Onder de invloed van de veralgemening, die het kunstbegrip in de negentiende eeuw heeft ondergaan door het geld, door het wegvallen van de hofcultuur, met als gevolg het ontstaan van het burgerlijke realisme en naturalisme, tracht men natuurlijk tegenwoordig toch de nadruk te leggen op het ‘algemeen menselijke’, dat Racine's figuren aankleeft. Uiteraard is alles, wat door mensen geschreven is, ‘algemeen menselijk’, als men het onder een bepaalde gezichtshoek bekijkt, Vondel evengoed als Shakespeare, en ook Racine; maar de menselijkheid van Racine heeft dan toch maar bitter weinig uitstaande met de menselijkheid van de Goncourts of Zola en ik geloof, dat men hem geen dienst bewijst, door zijn kunst in deze richting geweld aan te doen. Voorop staat zijn beperktheid; wat het drama van Racine ons nog aan ‘algemeen menselijkheid’ kan geven, is slechts te waarderen door bemiddeling van de vormwaardering; via deze bemiddeling komt men dan misschien tot de conclusie, dat Racine dichter bij Dostojewsky staat dan bij Vondel, maar zeker, dat het onmogelijk is hem van de eeuw van Lodewijk XIV te isoleren zonder hem onherroepelijk te beschadigen. Shakespeare kan men isoleren, Racine niet. Ligt dat daaraan, dat de kunst van Racine voornamer was dan die van Shakespeare, dat Racine meer stijl had? Is de grootheid van Shakespeare niet bij uitstek een ge-

[p. 805]

volg van stijlloosheid, en juist daarom zo gemakkelijk te verstaan als ‘algemeen menselijk’ voor de democratische wereld, die zich bereid verklaart niets uit te sluiten en Boeddha evengoed te waarderen als Oscar Wilde, Napoleon evengoed als Cervantes,... Racine evengoed als Shakespeare?

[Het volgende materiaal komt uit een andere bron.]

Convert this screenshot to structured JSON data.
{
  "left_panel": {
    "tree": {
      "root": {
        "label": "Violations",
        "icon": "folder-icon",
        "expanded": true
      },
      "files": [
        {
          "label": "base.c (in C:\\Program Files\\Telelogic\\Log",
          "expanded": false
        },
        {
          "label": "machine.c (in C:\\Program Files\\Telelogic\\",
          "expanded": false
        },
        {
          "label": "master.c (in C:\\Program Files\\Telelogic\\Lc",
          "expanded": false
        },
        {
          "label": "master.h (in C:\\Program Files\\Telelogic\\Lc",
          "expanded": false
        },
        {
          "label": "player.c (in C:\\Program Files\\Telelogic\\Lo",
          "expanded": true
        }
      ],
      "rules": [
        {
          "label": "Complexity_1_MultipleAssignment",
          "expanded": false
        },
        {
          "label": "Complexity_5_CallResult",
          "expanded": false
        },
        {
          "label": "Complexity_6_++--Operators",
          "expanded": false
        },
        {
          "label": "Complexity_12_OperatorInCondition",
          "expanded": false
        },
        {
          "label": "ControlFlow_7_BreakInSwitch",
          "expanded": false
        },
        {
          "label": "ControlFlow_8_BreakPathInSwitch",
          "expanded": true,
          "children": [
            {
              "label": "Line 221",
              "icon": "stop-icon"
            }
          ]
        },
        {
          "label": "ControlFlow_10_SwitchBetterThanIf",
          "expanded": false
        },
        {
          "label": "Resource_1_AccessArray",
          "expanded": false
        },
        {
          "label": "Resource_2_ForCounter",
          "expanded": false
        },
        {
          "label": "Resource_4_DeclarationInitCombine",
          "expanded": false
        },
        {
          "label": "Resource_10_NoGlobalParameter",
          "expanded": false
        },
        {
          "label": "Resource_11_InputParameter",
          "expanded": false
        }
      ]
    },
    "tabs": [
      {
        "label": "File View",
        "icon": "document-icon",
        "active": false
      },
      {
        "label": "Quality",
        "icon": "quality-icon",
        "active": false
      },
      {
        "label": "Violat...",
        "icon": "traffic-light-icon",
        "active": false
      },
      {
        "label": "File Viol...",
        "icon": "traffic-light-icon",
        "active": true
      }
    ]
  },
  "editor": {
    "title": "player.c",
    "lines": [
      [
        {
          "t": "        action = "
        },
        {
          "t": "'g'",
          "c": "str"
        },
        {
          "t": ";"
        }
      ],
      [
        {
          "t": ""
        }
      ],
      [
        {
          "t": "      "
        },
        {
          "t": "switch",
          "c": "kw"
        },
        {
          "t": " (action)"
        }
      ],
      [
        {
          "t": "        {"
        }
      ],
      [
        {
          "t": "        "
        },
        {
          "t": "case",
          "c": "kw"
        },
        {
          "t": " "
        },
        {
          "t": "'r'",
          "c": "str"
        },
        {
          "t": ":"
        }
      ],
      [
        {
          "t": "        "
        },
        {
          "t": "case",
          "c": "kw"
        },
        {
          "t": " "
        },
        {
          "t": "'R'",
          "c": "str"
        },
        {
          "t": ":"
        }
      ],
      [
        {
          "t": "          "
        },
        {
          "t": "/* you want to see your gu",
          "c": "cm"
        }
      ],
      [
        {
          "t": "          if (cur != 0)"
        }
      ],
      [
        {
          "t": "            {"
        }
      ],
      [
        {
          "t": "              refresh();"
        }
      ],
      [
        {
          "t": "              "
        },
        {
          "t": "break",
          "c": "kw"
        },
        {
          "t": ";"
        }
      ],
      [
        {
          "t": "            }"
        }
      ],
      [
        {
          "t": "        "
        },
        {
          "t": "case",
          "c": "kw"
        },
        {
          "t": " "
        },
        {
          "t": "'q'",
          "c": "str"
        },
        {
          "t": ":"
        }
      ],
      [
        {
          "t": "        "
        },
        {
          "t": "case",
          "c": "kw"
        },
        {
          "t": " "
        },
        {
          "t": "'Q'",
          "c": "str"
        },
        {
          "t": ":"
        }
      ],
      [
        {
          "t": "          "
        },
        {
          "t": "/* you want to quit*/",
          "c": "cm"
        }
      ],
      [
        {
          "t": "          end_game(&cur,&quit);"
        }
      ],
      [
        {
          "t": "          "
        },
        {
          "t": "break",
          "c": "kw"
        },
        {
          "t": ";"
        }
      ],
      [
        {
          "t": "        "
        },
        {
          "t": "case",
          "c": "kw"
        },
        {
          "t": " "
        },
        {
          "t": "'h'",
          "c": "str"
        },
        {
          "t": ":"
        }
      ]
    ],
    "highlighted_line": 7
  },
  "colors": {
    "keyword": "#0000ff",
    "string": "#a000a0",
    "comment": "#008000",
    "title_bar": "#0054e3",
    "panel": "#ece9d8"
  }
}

De cultuur van Versailles was beperkt, en zij stelde een eer in haar beperktheid; dat was haar stijl, en daarvan is ook Racine het symbool.

 

Hoezeer Racine zelf zijn stijl in beperktheid zoekt, kan men b.v. opmaken uit zijn voorwoord bij Phèdre, waarin hij nauwkeurig verantwoordt, aan welke ‘voorschriften’ hij heeft gehoorzaamd om zichzelf te kunnen zijn. Onder die ‘voorschriften’ behoren niet alleen Euripides en Seneca, maar ook de afwijkingen van die autoriteiten en de straf, die Phèdre's passie voor haar stiefzoon inhoudt; het drama van de onkuise hartstocht is gestyleerd, opdat het zijn plaats vinde in het geheel der culturele etiquette. Over de strekking van zijn stuk zegt de schrijver, dat hij er voor in kan staan de deugd nooit beter in het licht te hebben gesteld. ‘Les moindres fautes y sont sévèrement punies. La seule pensée du crime y est regardée avec autant d'horreur que le crime même. Les faiblesses de l'amour y passent pour de vraies faiblesses. Les passions n'y sont présentées aux yeux que pour montrer tout le désordre dont elles sont cause; et le vice y est peint partout avec des couleurs qui en font connaître et haïr la difformité. C'est là proprement le but que tout homme qui travaille pour le public doit se proposer.’ Deze verantwoording kondigt Racine's verzoening met Port-Royal aan, waarvan hij na zijn jansenistische opvoeding was losgeraakt; maar zulk een morele gehoorzaamheid past ook volkomen in het kader van gehoorzaamheid aan ‘voorschriften’ in het algemeen: ‘travailler pour le public’. Dat Racine dezelfde morele bedoelingen aan de Griekse tragedie voorschrijft, is overigens maar ten dele juist; de moraal van dit voorbericht lijkt veeleer jansenistisch, dus christelijk, dan Grieks. Men vergelijke trouwens de wijze, waarop Euripides, Racine's voorbeeld, de stof behandelde in zijn Hippolutos, waarin de gesmade godin der liefde, Ku-

[p. 806]

pris, in de proloog wraak annonceert aan de jonge man, die haar beledigt door zijn kuisheid! Bij Racine heeft Hippolyte zijn hart verpand aan Aricie, en wordt de uit de band gesprongen libido van Phèdre hoofdzaak; de hooghartige Artemisdienaar is in de Franse sfeer een verliefde jongeling geworden. Andere tijden, andere spelregels; ondanks de ontlening van de stof aan de Oudheid is de sfeer van Racine's drama slechts te begrijpen uit de wereld van Versailles. Het zal dan ook wel niemand invallen, hoe ‘algemeen menselijk’ hij Racine moge beoordelen, om achter de personages van zijn schepping nog de oude mythische stof te zien; zij zijn en blijven... ontleende stof, maar ontleende stof, die zo volmaakt is opgenomen in een nieuwe synthese, dat men geen scheiding zou kunnen maken tussen het eigene en het ontleende.